Spook Country appeared on bestseller charts by August 7, 2007 – five days after release. The novel entered The Washington Post's hardcover fiction bestseller list for the Washington D.C. area in late August at #4, and by September had reached #2 in San Francisco and Canada. It was listed at #6 on Publishers Weekly's hardcover fiction bestseller list for the U.S, as well as on The New York Times Best Seller list for hardcover fiction (where it lasted three weeks). It earned a nomination for the BSFA Awards for best novel of 2007, and finished second to Michael Chabon's The Yiddish Policemen's Union in the standings for the Locus Award for Best Science Fiction Novel the following year. In August 2008, Rebecca Armstrong of The Independent named Spook Country as one of the "Ten Best Thrillers".

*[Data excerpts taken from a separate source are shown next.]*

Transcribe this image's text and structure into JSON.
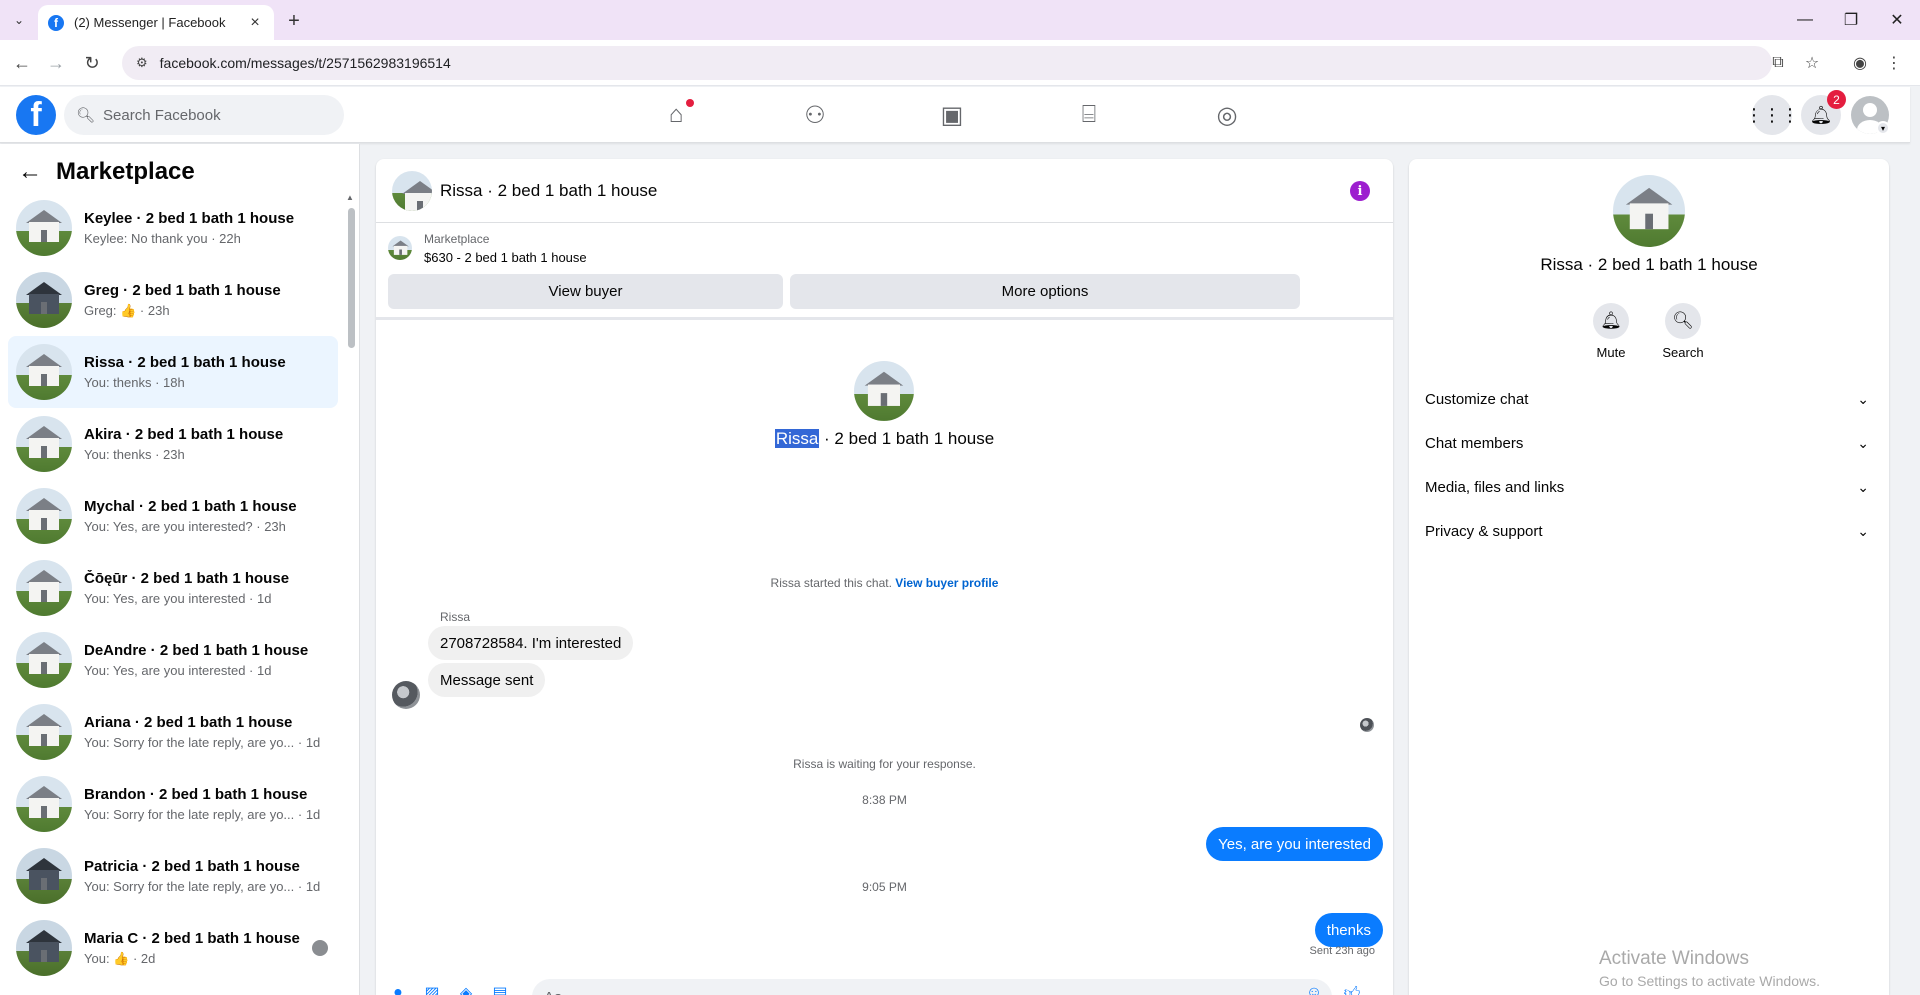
{
  "browser": {
    "tab_title": "(2) Messenger | Facebook",
    "url": "facebook.com/messages/t/2571562983196514"
  },
  "fb": {
    "search_placeholder": "Search Facebook",
    "notif_count": "2"
  },
  "sidebar": {
    "title": "Marketplace",
    "conversations": [
      {
        "name": "Keylee · 2 bed 1 bath 1 house",
        "preview": "Keylee: No thank you · 22h",
        "style": "light",
        "active": false
      },
      {
        "name": "Greg · 2 bed 1 bath 1 house",
        "preview": "Greg: 👍 · 23h",
        "style": "dark",
        "active": false
      },
      {
        "name": "Rissa · 2 bed 1 bath 1 house",
        "preview": "You: thenks · 18h",
        "style": "light",
        "active": true
      },
      {
        "name": "Akira · 2 bed 1 bath 1 house",
        "preview": "You: thenks · 23h",
        "style": "light",
        "active": false
      },
      {
        "name": "Mychal · 2 bed 1 bath 1 house",
        "preview": "You: Yes, are you interested? · 23h",
        "style": "light",
        "active": false
      },
      {
        "name": "Čōęūr · 2 bed 1 bath 1 house",
        "preview": "You: Yes, are you interested · 1d",
        "style": "light",
        "active": false
      },
      {
        "name": "DeAndre · 2 bed 1 bath 1 house",
        "preview": "You: Yes, are you interested · 1d",
        "style": "light",
        "active": false
      },
      {
        "name": "Ariana · 2 bed 1 bath 1 house",
        "preview": "You: Sorry for the late reply, are yo... · 1d",
        "style": "light",
        "active": false
      },
      {
        "name": "Brandon · 2 bed 1 bath 1 house",
        "preview": "You: Sorry for the late reply, are yo... · 1d",
        "style": "light",
        "active": false
      },
      {
        "name": "Patricia · 2 bed 1 bath 1 house",
        "preview": "You: Sorry for the late reply, are yo... · 1d",
        "style": "dark",
        "active": false
      },
      {
        "name": "Maria C · 2 bed 1 bath 1 house",
        "preview": "You: 👍 · 2d",
        "style": "dark",
        "active": false
      }
    ]
  },
  "chat": {
    "title": "Rissa · 2 bed 1 bath 1 house",
    "marketplace_label": "Marketplace",
    "marketplace_item": "$630 - 2 bed 1 bath 1 house",
    "view_buyer": "View buyer",
    "more_options": "More options",
    "intro_name": "Rissa",
    "intro_rest": " · 2 bed 1 bath 1 house",
    "started_text": "Rissa started this chat.",
    "buyer_profile_link": "View buyer profile",
    "sender": "Rissa",
    "msg_in_1": "2708728584. I'm interested",
    "msg_in_2": "Message sent",
    "waiting_text": "Rissa is waiting for your response.",
    "time_1": "8:38 PM",
    "msg_out_1": "Yes, are you interested",
    "time_2": "9:05 PM",
    "msg_out_2": "thenks",
    "sent_status": "Sent 23h ago",
    "composer_placeholder": "Aa"
  },
  "info_panel": {
    "title": "Rissa · 2 bed 1 bath 1 house",
    "mute": "Mute",
    "search": "Search",
    "sections": [
      "Customize chat",
      "Chat members",
      "Media, files and links",
      "Privacy & support"
    ]
  },
  "watermark": {
    "line1": "Activate Windows",
    "line2": "Go to Settings to activate Windows."
  },
  "colors": {
    "fb_blue": "#1877f2",
    "message_blue": "#0a7cff",
    "active_row": "#ebf5ff",
    "info_purple": "#9d1fcf",
    "badge_red": "#e41e3f"
  },
  "icons": {
    "home": "home-icon",
    "friends": "friends-icon",
    "video": "video-icon",
    "marketplace": "marketplace-icon",
    "groups": "groups-icon",
    "menu": "grid-menu-icon",
    "notifications": "bell-icon"
  }
}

Mike Duffy felt that although the novel was less overtly science fiction than Gibson's earlier novels, it retained their "wit, virtuosity and insights", and had "the same giddy mix of techno-fetishism, nuanced edge and phraseological finesse which enlivened his previous work". "Spook Country, in essence," pronounced The Telegraph's Tim Martin, "is a classic paranoid quest narrative, but one that refashions the morbid surveillance tropes of the Cold War for a post-Iraq era". Ken Barnes of USA Today found that "andscapes, events and points of view shift constantly, so that the reader never truly feels on solid ground", but judged the novel to be a "vivid, suspenseful and ultimately coherent tale". In a review for The Washington Post, Bill Sheahan hailed the novel's capture of the zeitgeist, and compared it to the acclaimed literary fiction of Don DeLillo:

Despite a full complement of thieves, pushers and pirates, Spook Country is less a conventional thriller than a devastatingly precise reflection of the American zeitgeist, and it bears comparison to the best work of Don DeLillo. Although he is a very different sort of writer, Gibson, like DeLillo, writes fiction that is powerfully attuned to the currents of dread, dismay and baffled fury that permeate our culture. Spook Country – which is a beautifully multi-leveled title – takes an unflinching look at that culture. With a clear eye and a minimum of editorial comment, Gibson shows us a country that has drifted dangerously from its governing principles, evoking a kind of ironic nostalgia for a time when, as one character puts it, "grown-ups still ran things." In Spook Country, Gibson takes another large step forward and reaffirms his position as one of the most astute and entertaining commentators on our astonishing, chaotic present. —Bill Sheahan, The Washington Post, July 22, 2007.